“Hangin’ On A String (Contemplating)” by Loose Ends (1985)

Loose Ends is a group that doesn’t get enough props. They were one of the first British soul groups to make noise with R&B audiences; as a matter of fact, “Hangin’ On A String” was the first song by a UK act to top the American R&B charts¹. Their sound was familiar and exotic at the same time. Vocalists Jane Eugene and Carl McIntosh sang with a detached cool; they were never overwrought or aggressive. You can hear echoes of their aesthetic in modern day artists like Syd, who have expanded soul music’s sound beyond the gospel-derived vocal riffing that the genre is famous for.

The trio also benefitted from the production savvy of Philadelphian Nick Martinelli. “Hangin’ On A String” was his launchpad as well, and he spent a decade or so behind the boards for acts ranging from Phyllis Hyman to Stephanie Mills to Regina Belle. On “Hangin'”, Martinelli plays into the “cool” aspect of the vocals. The synthesizer-dominated production is danceable, but laid back as well. There’s an exotic element to the sound as well.
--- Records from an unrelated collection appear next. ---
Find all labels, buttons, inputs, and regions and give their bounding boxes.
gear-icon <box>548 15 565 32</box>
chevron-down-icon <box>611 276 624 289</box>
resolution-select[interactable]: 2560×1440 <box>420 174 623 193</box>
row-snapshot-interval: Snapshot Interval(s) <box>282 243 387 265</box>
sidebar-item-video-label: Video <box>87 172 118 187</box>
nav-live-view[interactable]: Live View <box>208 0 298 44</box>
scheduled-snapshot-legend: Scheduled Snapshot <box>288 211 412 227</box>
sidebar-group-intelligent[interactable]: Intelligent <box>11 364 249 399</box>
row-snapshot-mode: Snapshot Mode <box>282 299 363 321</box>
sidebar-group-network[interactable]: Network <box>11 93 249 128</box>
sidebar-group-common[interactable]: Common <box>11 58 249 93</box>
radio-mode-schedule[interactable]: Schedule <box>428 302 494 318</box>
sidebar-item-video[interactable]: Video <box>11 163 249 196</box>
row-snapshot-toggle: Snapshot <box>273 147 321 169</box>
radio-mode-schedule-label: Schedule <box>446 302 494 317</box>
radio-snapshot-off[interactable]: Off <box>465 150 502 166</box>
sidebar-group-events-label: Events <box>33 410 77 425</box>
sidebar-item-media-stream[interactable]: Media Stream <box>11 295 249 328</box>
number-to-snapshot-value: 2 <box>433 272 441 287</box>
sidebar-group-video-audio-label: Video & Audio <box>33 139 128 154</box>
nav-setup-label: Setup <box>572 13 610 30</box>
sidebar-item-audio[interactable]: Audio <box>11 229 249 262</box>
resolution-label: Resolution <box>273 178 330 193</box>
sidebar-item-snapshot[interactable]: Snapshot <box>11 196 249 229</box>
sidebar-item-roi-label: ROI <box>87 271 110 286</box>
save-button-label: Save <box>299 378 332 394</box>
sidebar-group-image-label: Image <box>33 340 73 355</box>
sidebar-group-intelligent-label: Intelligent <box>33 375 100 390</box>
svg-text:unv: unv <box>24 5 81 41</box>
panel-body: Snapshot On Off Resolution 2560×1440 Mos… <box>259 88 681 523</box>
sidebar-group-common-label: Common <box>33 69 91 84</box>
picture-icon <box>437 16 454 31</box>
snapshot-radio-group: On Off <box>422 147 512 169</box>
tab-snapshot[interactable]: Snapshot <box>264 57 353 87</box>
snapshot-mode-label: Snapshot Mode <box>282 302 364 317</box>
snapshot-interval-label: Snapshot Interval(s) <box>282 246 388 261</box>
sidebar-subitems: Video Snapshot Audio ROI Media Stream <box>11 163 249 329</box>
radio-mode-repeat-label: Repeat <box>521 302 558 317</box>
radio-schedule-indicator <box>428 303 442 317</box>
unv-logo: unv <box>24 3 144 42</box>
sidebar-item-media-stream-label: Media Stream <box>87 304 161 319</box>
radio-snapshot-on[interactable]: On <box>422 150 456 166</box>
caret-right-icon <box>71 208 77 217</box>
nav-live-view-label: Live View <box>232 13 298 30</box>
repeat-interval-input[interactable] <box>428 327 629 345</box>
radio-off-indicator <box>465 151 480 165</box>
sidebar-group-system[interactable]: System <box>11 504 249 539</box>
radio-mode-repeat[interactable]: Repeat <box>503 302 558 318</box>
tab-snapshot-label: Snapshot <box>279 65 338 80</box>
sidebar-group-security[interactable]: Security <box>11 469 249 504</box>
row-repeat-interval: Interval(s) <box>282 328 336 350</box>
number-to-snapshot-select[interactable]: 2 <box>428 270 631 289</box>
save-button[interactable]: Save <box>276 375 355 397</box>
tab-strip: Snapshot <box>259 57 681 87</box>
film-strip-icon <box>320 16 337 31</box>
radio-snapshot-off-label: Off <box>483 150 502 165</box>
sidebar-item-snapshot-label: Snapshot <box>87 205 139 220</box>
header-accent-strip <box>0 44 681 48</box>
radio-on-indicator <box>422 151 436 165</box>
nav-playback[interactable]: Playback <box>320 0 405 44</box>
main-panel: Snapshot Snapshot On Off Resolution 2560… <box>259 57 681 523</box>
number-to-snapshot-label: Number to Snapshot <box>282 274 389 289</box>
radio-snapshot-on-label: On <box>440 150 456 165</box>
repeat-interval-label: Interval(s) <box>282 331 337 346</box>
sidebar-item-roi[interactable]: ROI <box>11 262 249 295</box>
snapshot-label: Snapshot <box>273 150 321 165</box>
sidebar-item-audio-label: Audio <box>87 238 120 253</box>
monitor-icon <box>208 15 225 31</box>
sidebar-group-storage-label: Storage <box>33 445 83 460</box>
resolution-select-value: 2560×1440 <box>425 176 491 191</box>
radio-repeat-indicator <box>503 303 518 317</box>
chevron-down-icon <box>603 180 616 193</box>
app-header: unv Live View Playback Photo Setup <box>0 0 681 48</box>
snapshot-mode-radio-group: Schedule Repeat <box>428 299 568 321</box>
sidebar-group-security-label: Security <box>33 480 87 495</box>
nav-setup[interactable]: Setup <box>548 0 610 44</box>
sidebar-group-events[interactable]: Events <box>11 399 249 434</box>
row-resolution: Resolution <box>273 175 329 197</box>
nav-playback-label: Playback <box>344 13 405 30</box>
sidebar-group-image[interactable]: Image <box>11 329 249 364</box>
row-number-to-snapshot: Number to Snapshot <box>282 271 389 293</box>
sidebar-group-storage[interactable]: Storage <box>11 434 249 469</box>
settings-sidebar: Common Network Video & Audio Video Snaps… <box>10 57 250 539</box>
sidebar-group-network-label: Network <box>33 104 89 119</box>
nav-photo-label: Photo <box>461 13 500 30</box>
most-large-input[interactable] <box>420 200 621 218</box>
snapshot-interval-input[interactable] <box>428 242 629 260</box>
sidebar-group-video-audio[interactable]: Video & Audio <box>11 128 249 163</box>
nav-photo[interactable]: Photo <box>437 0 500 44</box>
It’s not obviously British, it’s maybe an amalgam of American soul, British pop, and the Loose Ends members’ West Indian ancestry.
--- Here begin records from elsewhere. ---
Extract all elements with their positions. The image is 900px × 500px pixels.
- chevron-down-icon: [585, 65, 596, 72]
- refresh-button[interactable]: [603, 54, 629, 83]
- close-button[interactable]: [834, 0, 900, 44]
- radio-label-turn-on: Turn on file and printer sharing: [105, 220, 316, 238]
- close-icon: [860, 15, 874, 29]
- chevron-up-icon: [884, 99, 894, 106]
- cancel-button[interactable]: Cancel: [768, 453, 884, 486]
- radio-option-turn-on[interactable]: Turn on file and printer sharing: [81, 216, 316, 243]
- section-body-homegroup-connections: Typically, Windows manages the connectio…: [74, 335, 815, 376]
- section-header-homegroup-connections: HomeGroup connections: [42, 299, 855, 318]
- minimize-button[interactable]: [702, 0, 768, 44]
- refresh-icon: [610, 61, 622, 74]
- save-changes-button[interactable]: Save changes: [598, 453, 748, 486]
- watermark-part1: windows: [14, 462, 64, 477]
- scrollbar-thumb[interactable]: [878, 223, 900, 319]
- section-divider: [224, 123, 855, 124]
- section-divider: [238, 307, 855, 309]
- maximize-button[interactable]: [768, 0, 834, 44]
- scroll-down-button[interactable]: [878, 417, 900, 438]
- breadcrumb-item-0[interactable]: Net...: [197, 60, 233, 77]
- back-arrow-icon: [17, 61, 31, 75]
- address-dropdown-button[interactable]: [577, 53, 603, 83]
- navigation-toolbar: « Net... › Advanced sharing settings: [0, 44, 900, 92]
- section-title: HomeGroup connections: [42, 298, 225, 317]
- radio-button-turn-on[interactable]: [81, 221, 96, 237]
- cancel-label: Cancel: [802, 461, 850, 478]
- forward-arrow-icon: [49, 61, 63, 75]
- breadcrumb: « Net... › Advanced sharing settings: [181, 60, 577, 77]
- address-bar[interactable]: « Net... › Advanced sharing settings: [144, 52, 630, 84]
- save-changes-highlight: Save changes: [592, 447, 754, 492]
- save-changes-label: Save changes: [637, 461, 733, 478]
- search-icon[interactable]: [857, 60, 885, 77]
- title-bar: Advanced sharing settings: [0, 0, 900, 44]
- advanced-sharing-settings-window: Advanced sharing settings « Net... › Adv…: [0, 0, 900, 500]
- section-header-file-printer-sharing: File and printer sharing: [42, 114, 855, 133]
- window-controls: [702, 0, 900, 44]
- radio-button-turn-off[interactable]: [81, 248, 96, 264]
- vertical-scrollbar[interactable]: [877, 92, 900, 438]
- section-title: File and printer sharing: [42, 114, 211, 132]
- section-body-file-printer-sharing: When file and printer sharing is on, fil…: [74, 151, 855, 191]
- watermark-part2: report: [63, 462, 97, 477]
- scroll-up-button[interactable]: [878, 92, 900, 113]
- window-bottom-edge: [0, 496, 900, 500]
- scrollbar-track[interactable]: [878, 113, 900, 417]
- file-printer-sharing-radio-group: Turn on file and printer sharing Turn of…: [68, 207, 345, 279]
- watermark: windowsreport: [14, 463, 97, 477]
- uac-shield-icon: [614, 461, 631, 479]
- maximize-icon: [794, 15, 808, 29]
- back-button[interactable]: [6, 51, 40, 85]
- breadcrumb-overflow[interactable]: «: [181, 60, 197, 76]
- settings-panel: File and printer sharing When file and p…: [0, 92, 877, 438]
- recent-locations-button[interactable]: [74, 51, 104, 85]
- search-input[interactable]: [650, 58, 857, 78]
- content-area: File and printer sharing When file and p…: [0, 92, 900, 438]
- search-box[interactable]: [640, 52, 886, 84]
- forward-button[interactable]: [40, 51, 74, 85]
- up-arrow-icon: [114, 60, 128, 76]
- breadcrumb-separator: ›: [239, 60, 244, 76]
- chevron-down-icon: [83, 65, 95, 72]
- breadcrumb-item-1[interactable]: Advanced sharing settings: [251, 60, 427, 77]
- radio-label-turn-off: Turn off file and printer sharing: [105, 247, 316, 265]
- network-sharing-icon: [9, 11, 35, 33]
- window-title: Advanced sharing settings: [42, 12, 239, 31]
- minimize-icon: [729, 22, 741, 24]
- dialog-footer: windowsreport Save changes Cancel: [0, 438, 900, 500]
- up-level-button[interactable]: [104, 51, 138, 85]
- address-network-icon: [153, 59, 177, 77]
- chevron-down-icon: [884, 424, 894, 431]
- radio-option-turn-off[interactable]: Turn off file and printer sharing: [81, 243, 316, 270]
The Martinelli/Loose Ends partnership lasted for three albums; and results in at least one more song on this list. Stay tuned.

Also, props to Loose Ends for teaching this 9 year-old word nerd the word “contemplate”.

¹-I guess Paul McCartney beat them by two years as the featured artist on “The Girl Is Mine”, but then again, that wasn’t really his record.